Michael Baum reports on the survey of system administrators regarding their troubleshooting activities. It is an interesting summary, but something is missing.
There seem to be a lot of questions regarding how the problems are handled now with the predictable answers of base power tools like grep, perl and Ethereal. What I don’t see is any questions on how to fix the problem going forward.
By now we pretty much established that until the developers themselves try to support/troubleshoot their own products in production (or get loud enough feedback), they will not understand how to make their products easier to manage post-deployment.
The surveys of the how do you deal with it now kind should always include questions on why commercial solutions are not suitable (usually due to installation/license difficulties) and also what the companies creating the products could do to make things easier in a long run.

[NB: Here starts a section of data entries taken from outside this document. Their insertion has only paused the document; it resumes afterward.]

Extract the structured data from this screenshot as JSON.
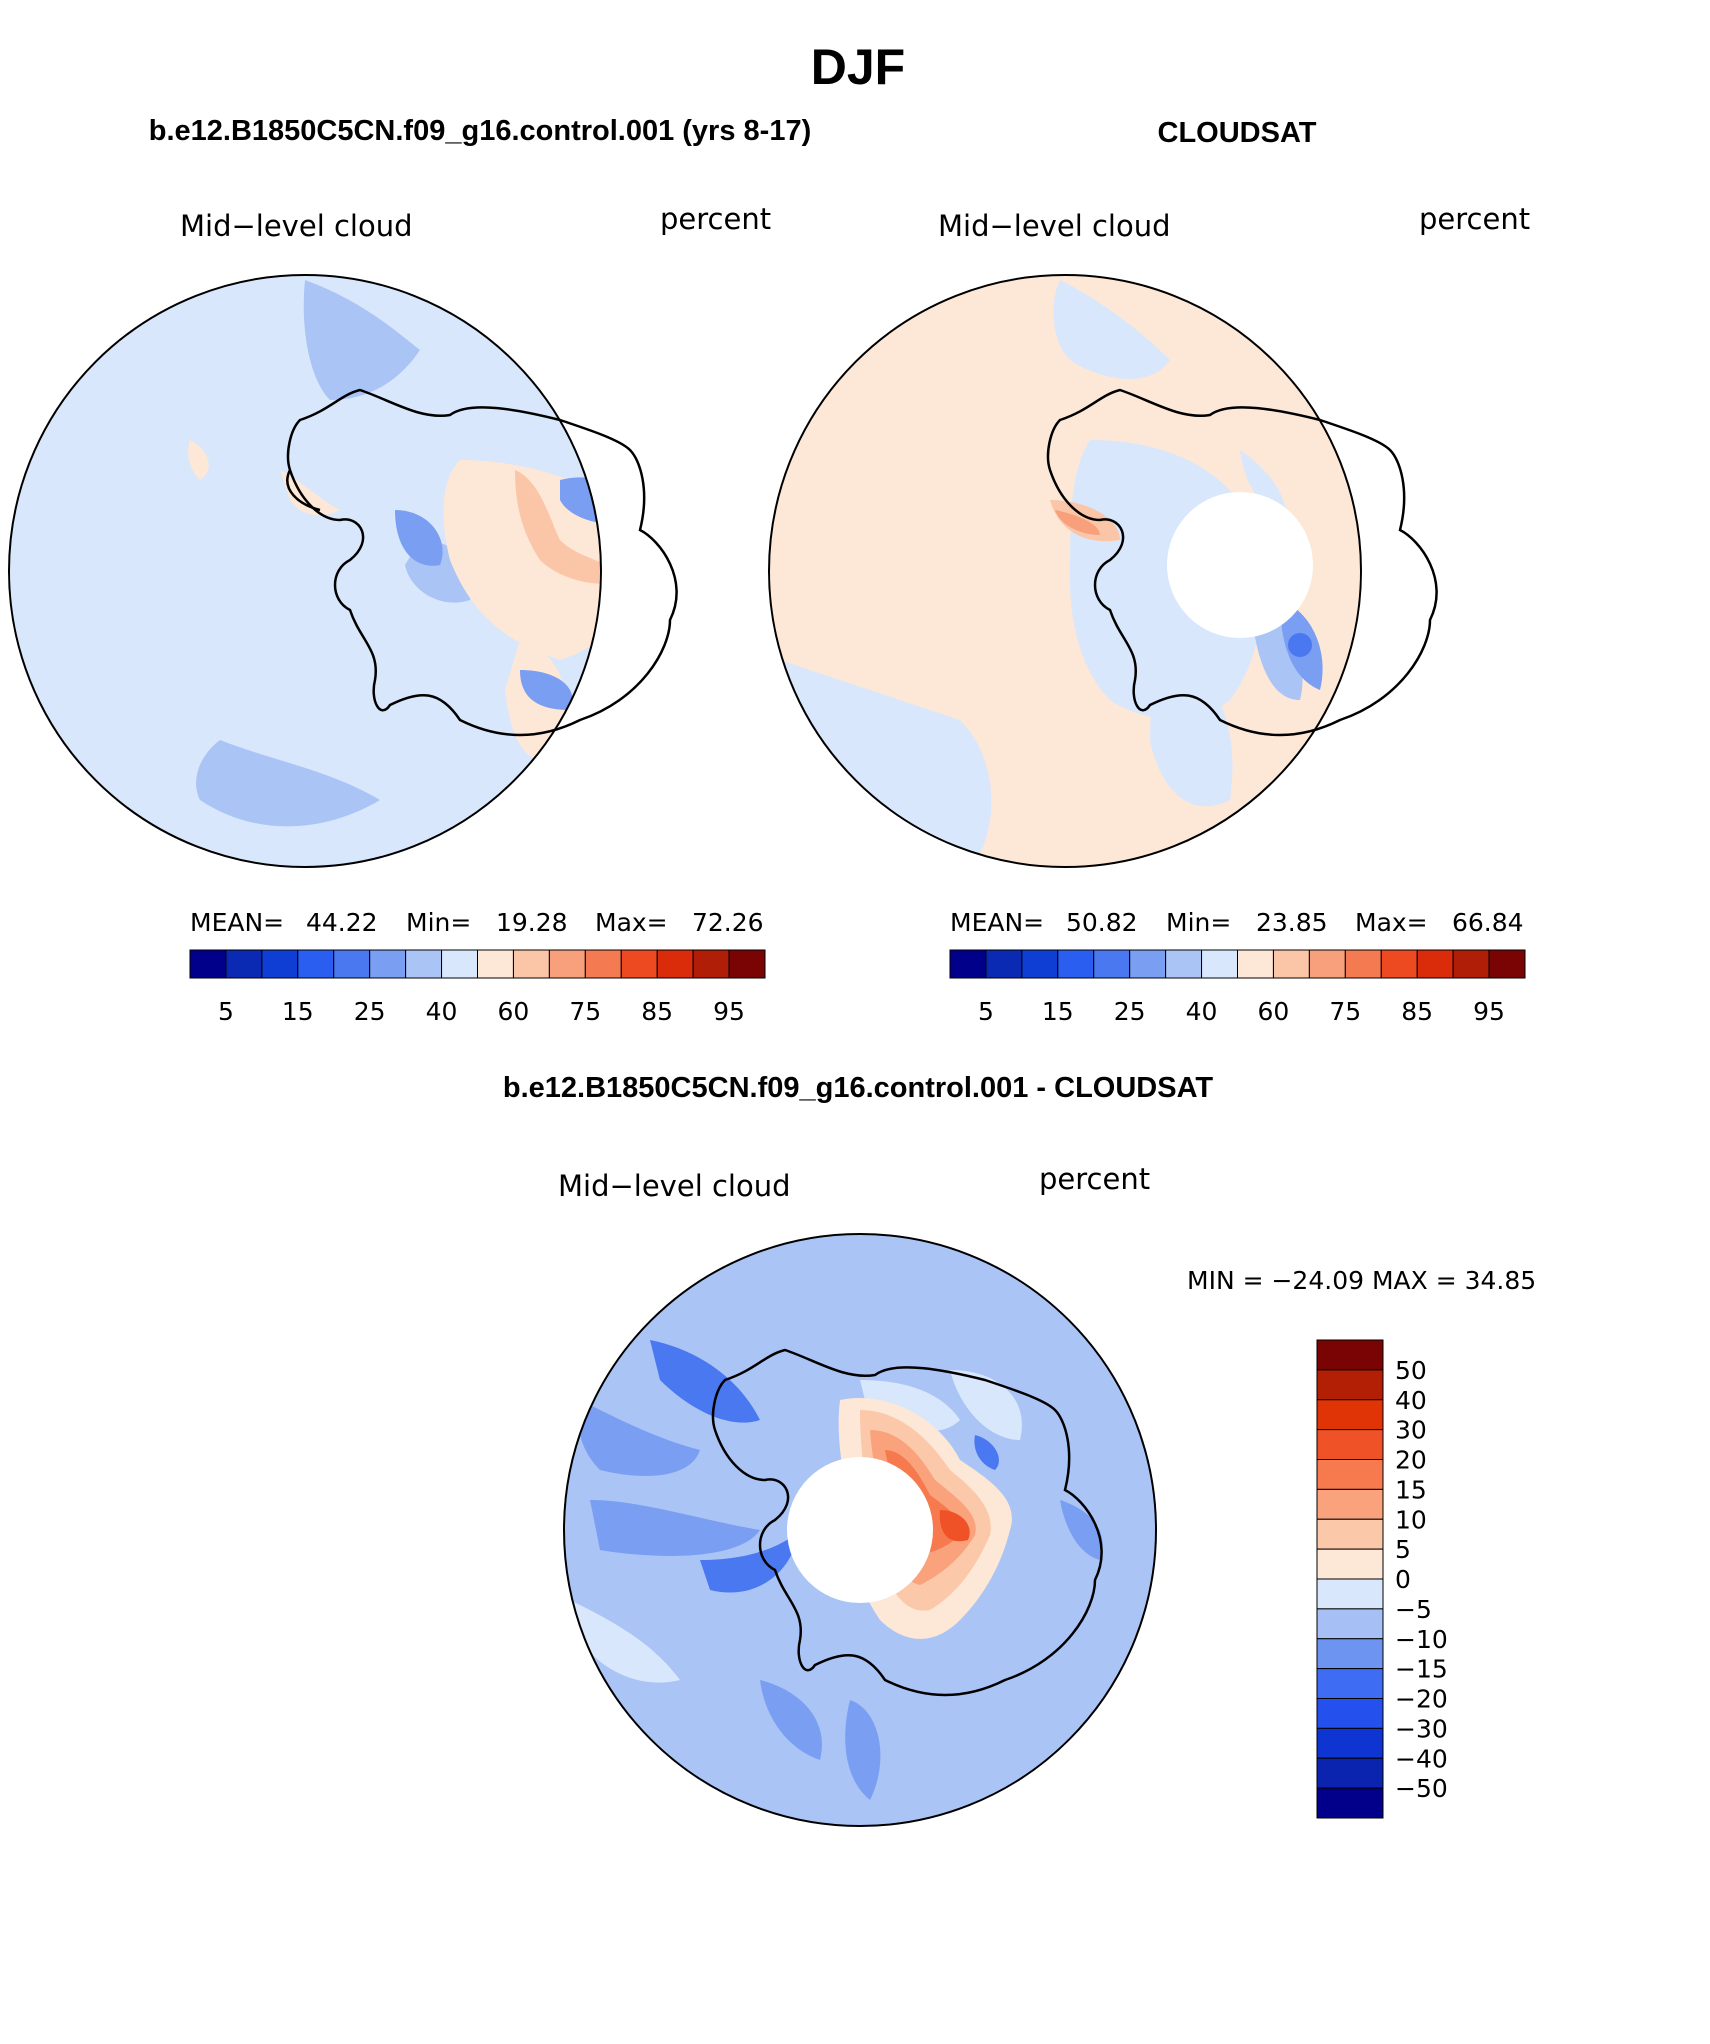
{
  "page_title": "DJF",
  "panels": {
    "model": {
      "heading": "b.e12.B1850C5CN.f09_g16.control.001 (yrs 8-17)",
      "variable": "Mid−level cloud",
      "units": "percent",
      "stats": {
        "mean_label": "MEAN=",
        "mean": "44.22",
        "min_label": "Min=",
        "min": "19.28",
        "max_label": "Max=",
        "max": "72.26"
      }
    },
    "obs": {
      "heading": "CLOUDSAT",
      "variable": "Mid−level cloud",
      "units": "percent",
      "stats": {
        "mean_label": "MEAN=",
        "mean": "50.82",
        "min_label": "Min=",
        "min": "23.85",
        "max_label": "Max=",
        "max": "66.84"
      }
    },
    "diff": {
      "heading": "b.e12.B1850C5CN.f09_g16.control.001 - CLOUDSAT",
      "variable": "Mid−level cloud",
      "units": "percent",
      "stats_text": "MIN = −24.09 MAX =   34.85"
    }
  },
  "colorbars": {
    "abs": {
      "colors": [
        "#00008b",
        "#0a2ab4",
        "#0f3ed4",
        "#2a5ef0",
        "#4a78f0",
        "#7a9ef2",
        "#abc4f6",
        "#d8e7fb",
        "#fde8d8",
        "#fbc6a8",
        "#f8a07c",
        "#f47a52",
        "#ee4a22",
        "#da2c0a",
        "#b01e08",
        "#7a0404"
      ],
      "labels": [
        "5",
        "15",
        "25",
        "40",
        "60",
        "75",
        "85",
        "95"
      ]
    },
    "diff": {
      "colors": [
        "#02008a",
        "#0a24b0",
        "#0e34d2",
        "#2450ee",
        "#3e6cf2",
        "#6e94f2",
        "#a6c0f6",
        "#d8e7fb",
        "#fde7d6",
        "#fcc8aa",
        "#f9a27c",
        "#f67a4e",
        "#f05228",
        "#e03406",
        "#b21f04",
        "#7a0404"
      ],
      "labels": [
        "50",
        "40",
        "30",
        "20",
        "15",
        "10",
        "5",
        "0",
        "−5",
        "−10",
        "−15",
        "−20",
        "−30",
        "−40",
        "−50"
      ]
    }
  },
  "map_colors": {
    "ocean_base": "#d8e7fb",
    "light_blue": "#abc4f6",
    "mid_blue": "#7a9ef2",
    "blue": "#4a78f0",
    "light_red": "#fde8d8",
    "pink": "#fbc6a8",
    "salmon": "#f8a07c",
    "orange": "#f47a52",
    "red": "#ee4a22"
  }
}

I know some companies slowly do it on their own (e.g. dTrace from Sun), but I think, if backed by organisations such as LOPSA or NaSPA, the progress might have been faster. After all, by now we have pretty much established that the problems will not go away by themselves, but - if anything - will get worse.
And if the System Administrators want to join forces with other technical people running into the same problems, they should pay more attention to technical support people as well as to forensic analysts. Both of these groups also have to deal with finding a needle of important information in a mountain of obscure, disjointed, overwhelming data. The progress in the area of forensic analysis tools is especially fast these days, as it is driven by the very high profile security concerns (most of the February issue of Communications of the ACM is about this very topic).
BlogicBlogger Over and Out